Showing posts with label Analysis. Show all posts
Showing posts with label Analysis. Show all posts

Tuesday, 9 May 2017

Measuring Data Similarity or Dissimilarity #2


Continuing from our last discussion 'Measuring Data Similarity or Dissimilarity #1',  In this post we are going to see how to calculate the similarity or dissimilarity between Numeric Data Types.

2. For Numeric Attribute:

For measuring the dissimilarity between two numeric data points, the easiest or most used way to calculate the 'Euclidean distance', Higher the value of distance, higher the dissimilarity.
           There are two more distance measuring methods named 'Manhattan distance' and 'Minkowski distance'. We are going to look into these one by one. 


a. Euclidean distance: 

Euclidean distance is widely used to calculate the dissimilarity between numeric data points, this is actually derived from 'Pythagoras Theorem' so also known as 'Pythagorean metric' or `L^2` norm.

Euclidean distance between two points `p(x_1, y_1)` and `q(x_2, y_2)` is the length which connects point p from point q.

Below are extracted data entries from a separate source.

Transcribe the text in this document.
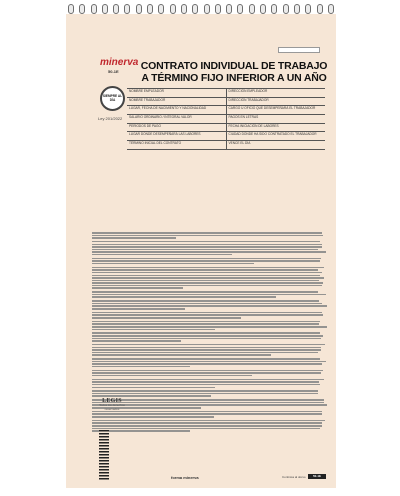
minerva
50-1E
SIEMPRE AL DÍA
Ley 201/2022
CONTRATO INDIVIDUAL DE TRABAJO
A TÉRMINO FIJO INFERIOR A UN AÑO
NOMBRE EMPLEADOR	DIRECCIÓN EMPLEADOR
NOMBRE TRABAJADOR	DIRECCIÓN TRABAJADOR
LUGAR, FECHA DE NACIMIENTO Y NACIONALIDAD	CARGO U OFICIO QUE DESEMPEÑARÁ EL TRABAJADOR
SALARIO ORDINARIO / INTEGRAL VALOR	PAGOS EN LETRAS
PERÍODOS DE PAGO	FECHA INICIACIÓN DE LABORES
LUGAR DONDE DESEMPEÑARÁ LAS LABORES	CIUDAD DONDE HA SIDO CONTRATADO EL TRABAJADOR
TÉRMINO INICIAL DEL CONTRATO	VENCE EL DÍA
LEGIS
Todos los derechos reservados
forma minerva	Continúa al dorso	50-1E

`dis(p,q) = dis(q,p) = \sqrt((x_2 - x_1)^2 + (y_2 - y_1)^2) = \sqrt(\sum_(i=1)^N(q_i - p_i)^2)`

In One Dimention:

`dis(p,q) = dis(q,p) = \sqrt((q - p)^2) = q - p`

In Two Dimentions:

`dis(p,q) = dis(q,p) = \sqrt((q_1 - p_1)^2 + (q_2 - p_2)^2)`

In Three Dimentions:

`dis(p,q) = dis(q,p) = \sqrt((q_1 - p_1)^2 + (q_2 - p_2)^2 + (q_3 - p_3)^2)`

In N Dimentions:

`dis(p,q) = dis(q,p) = \sqrt((q_1 - p_1)^2 + (q_2 - p_2)^2 + (q_3 - p_3)^2 +.......................+ (q_N - p_N)^2)`


b. Manhattan distance: 

It is also known as "City Block" distance as it is calculated same as we calculate the distance between any two block of city. It is simple difference between the data points.

`dis(p, q) = |(x_2 - x_1)| + |(y_2 - y_1)| = \sum_(i=1)^N|(q_i - p_i)|`

Manhattan distance is also know as `L^1` norm.


c. Minkowski distance: 

This is the generalized form of Euclidean or Manhattan distance and represented as - 

`dis(p,q) = dis(q,p) = [(x_2 - x_1)^n + (y_2 - y_1)^n]^{1/n} = [\sum_(i=1)^N(q_i - p_i)^n]^{1/n}`

where n = 1, 2, 3.......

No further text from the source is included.